Despite widely covered housing woes and significant market data to the contrary, homeowners appear to have high confidence in the value of their own home, with even greater optimism for the next six months, according to a recent survey from Zillow.com® and Harris Interactive.

Indeed, nearly two out of three (62 percent) of homeowners surveyed think their home value has increased or remained the same in the past year. Unfortunately, the reality of the market is not quite as bright. Seventy-seven percent of U.S. homes lost value in the past 12 months, while only 19 percent increased and 5 percent remained the same according to Zillow.com, an online real estate community where homeowners, buyers, sellers, real estate agents and mortgage professionals share information. Whether it’s apathy, confusion or just plain denial, many homeowners seem to believe the housing crisis affects every other home but their own, underscoring a wide gap between homeowners’ inflated perception of their home values and the market reality.

To monitor this perception-reality gap over time, Zillow has created the Home Value Misperception Index, which is the difference between the adjusted percentage of homeowners who believe their home value increased over the past year and the adjusted percentage of homes that have increased in value. Nationwide, the Q2 Home Value Misperception Index is 32, reflecting this broad gap. Those in the West, which has the highest proportion of homes (88 percent) that declined in value during the quarter, seem to have the best grasp on reality with a Misperception Index of 23, while those in the South have the widest gap at 36.

Homeowner short-term outlook is even more optimistic than current perception as three out of four (75 percent) homeowners expect their home value will increase or stay the same over the next six months, with 25 percent expecting a decline. The same level of optimism doesn’t extend to neighboring homes, however, as 42 percent expect values in their local market to drop and 58 percent think values will increase or remain the same.
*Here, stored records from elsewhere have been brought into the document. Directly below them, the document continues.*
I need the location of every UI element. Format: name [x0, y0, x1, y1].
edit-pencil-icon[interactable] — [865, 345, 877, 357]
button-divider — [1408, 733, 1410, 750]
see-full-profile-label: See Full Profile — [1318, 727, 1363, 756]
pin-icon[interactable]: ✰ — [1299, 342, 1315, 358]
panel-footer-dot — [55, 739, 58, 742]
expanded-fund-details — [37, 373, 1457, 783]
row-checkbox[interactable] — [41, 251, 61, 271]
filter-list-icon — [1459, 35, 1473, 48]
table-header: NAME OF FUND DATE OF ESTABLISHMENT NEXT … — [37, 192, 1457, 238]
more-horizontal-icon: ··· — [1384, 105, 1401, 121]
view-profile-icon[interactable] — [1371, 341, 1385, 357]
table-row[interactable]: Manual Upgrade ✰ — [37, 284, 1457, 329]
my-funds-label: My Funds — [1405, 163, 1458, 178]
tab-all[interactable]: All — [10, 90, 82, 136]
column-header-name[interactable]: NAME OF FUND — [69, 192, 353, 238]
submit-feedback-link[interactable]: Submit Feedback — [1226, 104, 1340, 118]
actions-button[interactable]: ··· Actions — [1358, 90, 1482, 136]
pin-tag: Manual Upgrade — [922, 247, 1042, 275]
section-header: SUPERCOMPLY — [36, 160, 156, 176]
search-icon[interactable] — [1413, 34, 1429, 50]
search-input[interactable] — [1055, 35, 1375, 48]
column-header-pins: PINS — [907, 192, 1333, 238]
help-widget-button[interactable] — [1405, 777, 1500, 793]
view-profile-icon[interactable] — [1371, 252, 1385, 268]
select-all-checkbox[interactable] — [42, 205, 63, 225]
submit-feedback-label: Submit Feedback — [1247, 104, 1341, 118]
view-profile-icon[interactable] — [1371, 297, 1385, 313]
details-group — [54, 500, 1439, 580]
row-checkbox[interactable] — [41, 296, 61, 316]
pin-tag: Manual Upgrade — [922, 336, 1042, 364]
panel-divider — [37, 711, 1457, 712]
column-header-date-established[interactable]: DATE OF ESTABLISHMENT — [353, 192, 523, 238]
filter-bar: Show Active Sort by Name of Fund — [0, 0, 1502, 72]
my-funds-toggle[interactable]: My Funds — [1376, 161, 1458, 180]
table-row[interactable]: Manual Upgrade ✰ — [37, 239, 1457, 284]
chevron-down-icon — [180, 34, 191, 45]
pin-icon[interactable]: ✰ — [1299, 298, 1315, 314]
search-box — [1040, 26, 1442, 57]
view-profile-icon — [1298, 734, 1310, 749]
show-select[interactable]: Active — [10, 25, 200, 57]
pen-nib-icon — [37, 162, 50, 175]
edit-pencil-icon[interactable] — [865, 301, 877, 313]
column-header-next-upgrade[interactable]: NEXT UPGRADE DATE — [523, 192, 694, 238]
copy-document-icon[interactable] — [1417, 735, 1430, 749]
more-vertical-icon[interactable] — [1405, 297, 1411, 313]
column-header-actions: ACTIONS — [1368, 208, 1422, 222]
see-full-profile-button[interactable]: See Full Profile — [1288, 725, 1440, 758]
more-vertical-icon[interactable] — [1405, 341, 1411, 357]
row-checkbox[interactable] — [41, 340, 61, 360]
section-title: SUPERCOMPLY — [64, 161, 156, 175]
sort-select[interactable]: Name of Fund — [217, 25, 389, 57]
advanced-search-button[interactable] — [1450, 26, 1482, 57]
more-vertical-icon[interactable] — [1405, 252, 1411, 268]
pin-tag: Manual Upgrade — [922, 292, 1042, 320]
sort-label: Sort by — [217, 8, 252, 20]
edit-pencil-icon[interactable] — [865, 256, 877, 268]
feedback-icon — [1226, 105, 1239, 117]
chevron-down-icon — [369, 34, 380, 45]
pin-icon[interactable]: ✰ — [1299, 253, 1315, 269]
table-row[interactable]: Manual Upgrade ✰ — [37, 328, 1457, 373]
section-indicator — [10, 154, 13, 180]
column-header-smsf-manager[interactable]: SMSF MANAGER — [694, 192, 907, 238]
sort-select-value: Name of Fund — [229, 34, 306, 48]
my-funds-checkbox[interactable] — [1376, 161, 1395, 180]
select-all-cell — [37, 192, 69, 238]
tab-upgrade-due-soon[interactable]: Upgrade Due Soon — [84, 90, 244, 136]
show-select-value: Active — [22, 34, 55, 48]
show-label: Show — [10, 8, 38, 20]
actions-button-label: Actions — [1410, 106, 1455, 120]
For those in the home businesses, the survey found reason for optimism. Two-thirds (64 percent) of the homeowners surveyed revealed they are planning home-investment activities in the next six months. For example, 56 percent are planning major and/or minor home improvements, with 17 percent planning major improvements (e.g. replacing the roof, remodeling the kitchen) and 49 percent planning minor ones (e.g. repaint or wallpaper a room). Of interest is how the perceived change in home value can impact home investment plans. Homeowners who believe their home has increased in value are significantly more likely to plan major home improvements (22 percent) than those who believe their home’s value has decreased (14 percent).

Additionally, seven percent report planning home financing activity and seven percent report planning to buy or sell a primary or secondary residence.

“Our survey reveals a wide gap between the perception homeowners have about their own home’s value and the realities of a market in which three-quarters of homes declined in value in the past year. We attribute this gap to a combination of inattention and a fair bit of denial that causes people to believe their home is insulated from the woes of the market that affect others, but not them,” says Dr. Stan Humphries, vice-president of data and analytics at Zillow. “This sentiment is also carried through in homeowner confidence for the short-term as more people expect their home to perform better in the next six months than the market and recent past. Although many homeowners may believe the worst is over, we think this level of optimism is out of sync with actual market performance.”